La 29ᵉ édition du Festival de Fès des musiques sacrées du monde s’est ouverte jeudi soir à Bab Al Makina, avec une création originale mettant à l’honneur les artisans et les savoir-faire qui constituent l’un des fondements du patrimoine culturel marocain. Organisé sous le Haut Patronage du Roi Mohammed VI, l’événement se tient cette année sous le thème « Fès et les Mâalemines, gardiens du geste et du patrimoine ».

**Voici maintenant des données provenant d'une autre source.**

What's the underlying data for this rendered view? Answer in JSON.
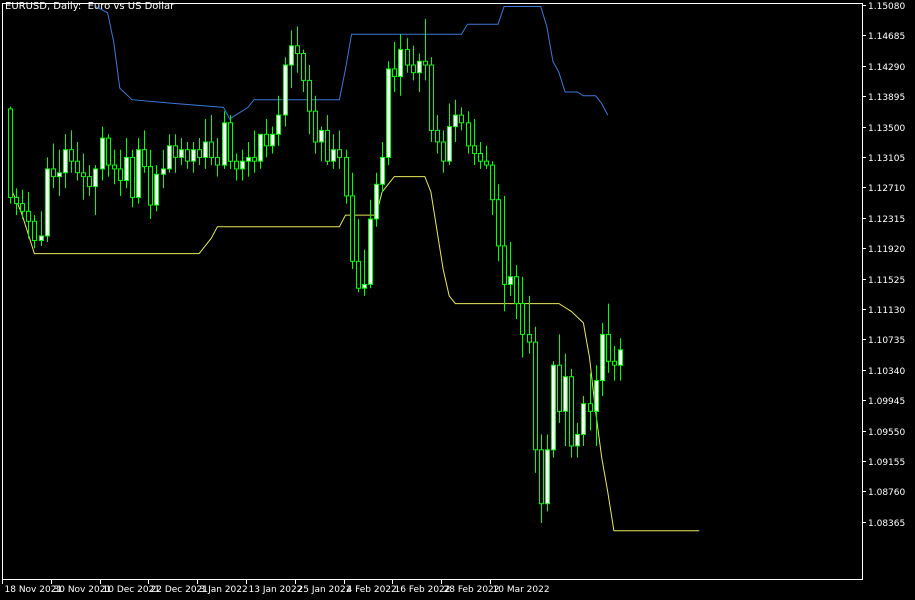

Intitulé « Anima Ex Materia, Du Ciel à la Terre », le spectacle inaugural a proposé une immersion dans l’univers des métiers d’art à travers une succession de tableaux mêlant musique, danse, lumière et performances visuelles. Des artistes venus du Maroc, mais aussi d’Inde, de Chine, d’Asie centrale, du Cambodge et des Balkans ont participé à cette création collective, conçue comme un hommage à la transmission des savoir-faire et au rôle des artisans dans la préservation du patrimoine matériel et immatériel.
Au fil de la représentation, les spectateurs ont été invités à parcourir symboliquement les ruelles de la médina de Fès et les ateliers où prennent forme les œuvres de dinandiers, potiers, forgerons, tisserands ou maîtres du zellige. Le spectacle a mis en scène les éléments fondateurs de l’artisanat traditionnel — l’eau, la terre, l’air et le feu — à travers des images inspirées des gestes ancestraux qui continuent de façonner l’identité culturelle de la cité idrisside.

La création a également proposé un voyage à travers différentes civilisations et traditions artisanales. Des références à la découverte de la soie dans la Chine ancienne, aux mosaïques antiques de Volubilis ou encore aux techniques de forge du sud marocain se sont succédé, illustrant les liens historiques entre les cultures et les échanges qui ont nourri les métiers d’art à travers les siècles.
La cérémonie d’ouverture s’est déroulée en présence notamment de la ministre du Tourisme, de l’Artisanat et de l’Économie sociale et solidaire, Fatim-Zahra Ammor, et du ministre de la Jeunesse, de la Culture et de la Communication, Mohamed Mehdi Bensaid.
À cette occasion, cinq jeunes artisans ont reçu le Prix « Jeunes Talents – Esprit de Fès », une distinction destinée à encourager la relève dans les métiers traditionnels. Les lauréats sont Nabil Idriss-Azami dans le brocart, Soukaina Moubtassim pour les selles brodées, Mohammed Ajana pour le cuir ziwani, Brahim Boulaghmoud pour les poufs en cuir brodé et Fatima Abdike dans la céramique de Meknès. Ils étaient accompagnés de leurs maîtres artisans respectifs, soulignant l’importance de la transmission intergénérationnelle dans la préservation de ces savoir-faire.
Cette ouverture a donné le coup d’envoi d’une programmation qui se déploiera durant quatre jours dans plusieurs sites emblématiques de la ville, notamment Bab Al Makina, les jardins de Jnan Sbil, la salle de la Préfecture de Batha ainsi que le Palais des congrès et de l’artisanat de Fès.
Selon les organisateurs, cette édition réunira quelque 160 artistes venus de différents pays pour 18 spectacles et concerts. Le programme fait la part belle aux traditions musicales du monde, avec notamment la chanteuse irlandaise Niamh Bury, l’Ensemble Yassawi et Qulansaz du Kazakhstan, le trio composé de Redi Hasa, Rami Khalifé et Bijan Chemirani, ainsi qu’une création réunissant plusieurs voix féminines d’Orient et d’Occident, parmi lesquelles Ghada Shbeir, Nabyla Maan, Kaushiki Chakraborty et Kat Frankie.
Parmi les temps forts annoncés figure également le concert de Sami Yusuf, artiste reconnu pour son travail autour des musiques spirituelles et des traditions musicales du monde.
Créé pour promouvoir le dialogue interculturel à travers la musique, le Festival de Fès des musiques sacrées du monde s’est progressivement imposé comme l’un des principaux rendez-vous culturels internationaux du Royaume. En 2001, il avait été distingué par les Nations unies comme un événement contribuant au dialogue des civilisations.